Aripiprazole and ziprasidone are 2 antipsychotic medications that are relatively devoid of the metabolic adverse effects associated with the second-generation antipsychotics. This study aimed to evaluate the effectiveness of switching to ziprasidone in patients who had insufficient response or intolerance to aripiprazole for the treatment of schizophrenia.
Nineteen patients receiving aripiprazole treatment for schizophrenia participated in this open-label 12-week study. Outcome measures included the Positive and Negative Syndrome Scale, Social and Occupational Functioning Assessment Scale, Calgary Depression Scale for Schizophrenia, Beck Depression Inventory, and Subjective Well-being under Neuroleptics Scale. Safety measures included metabolic parameters and scales to evaluate extrapyramidal adverse effects.
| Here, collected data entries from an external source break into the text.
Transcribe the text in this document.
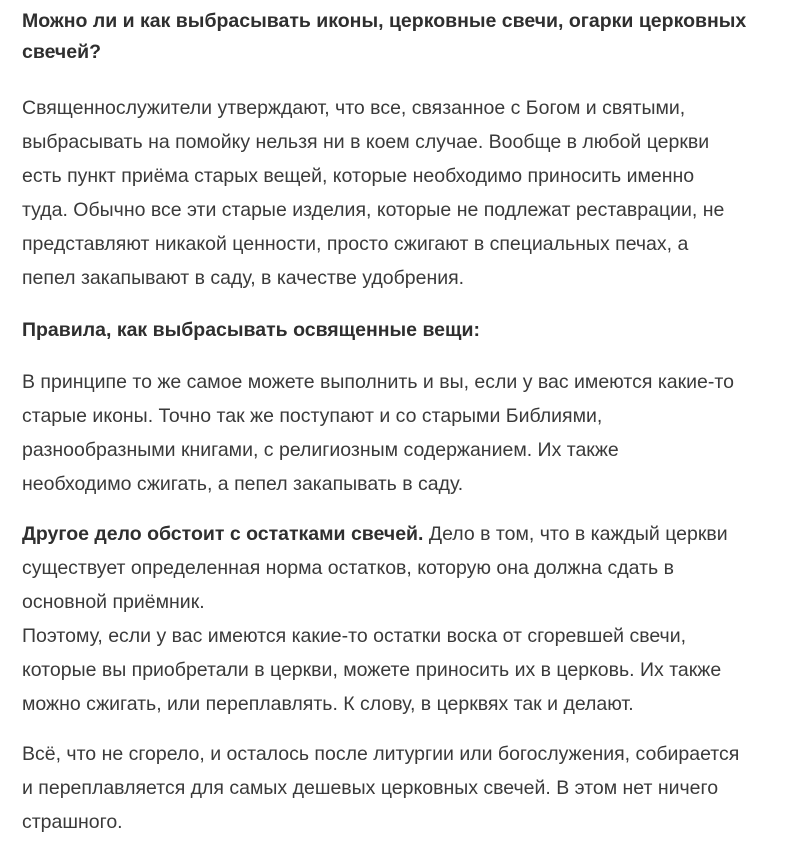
Можно ли и как выбрасывать иконы, церковные свечи, огарки церковных
свечей?

Священнослужители утверждают, что все, связанное с Богом и святыми,
выбрасывать на помойку нельзя ни в коем случае. Вообще в любой церкви
есть пункт приёма старых вещей, которые необходимо приносить именно
туда. Обычно все эти старые изделия, которые не подлежат реставрации, не
представляют никакой ценности, просто сжигают в специальных печах, а
пепел закапывают в саду, в качестве удобрения.

Правила, как выбрасывать освященные вещи:

В принципе то же самое можете выполнить и вы, если у вас имеются какие-то
старые иконы. Точно так же поступают и со старыми Библиями,
разнообразными книгами, с религиозным содержанием. Их также
необходимо сжигать, а пепел закапывать в саду.

Другое дело обстоит с остатками свечей. Дело в том, что в каждый церкви
существует определенная норма остатков, которую она должна сдать в
основной приёмник.
Поэтому, если у вас имеются какие-то остатки воска от сгоревшей свечи,
которые вы приобретали в церкви, можете приносить их в церковь. Их также
можно сжигать, или переплавлять. К слову, в церквях так и делают.

Всё, что не сгорело, и осталось после литургии или богослужения, собирается
и переплавляется для самых дешевых церковных свечей. В этом нет ничего
страшного.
After switching to ziprasidone from aripiprazole, significant improvement of scores on the negative symptom subscale of the Positive and Negative Syndrome Scale, the Social and Occupational Functioning Assessment Scale, the Calgary Depression Scale for Schizophrenia, and the Beck Depression Inventory were observed at the study end point evaluation. Metabolic parameters including body weight, waist and hip circumferences, fasting blood glucose, and alanine aminotransferase showed statistically significant decreases. However, serum prolactin levels were significantly increased, and sedation was the most common adverse event.
Switching to ziprasidone in patients with schizophrenia who showed insufficient response or intolerance to aripiprazole improved depression, negative symptoms, and metabolic disturbances. However, sedation and hyperprolactinemia were commonly associated with the switch to ziprasidone.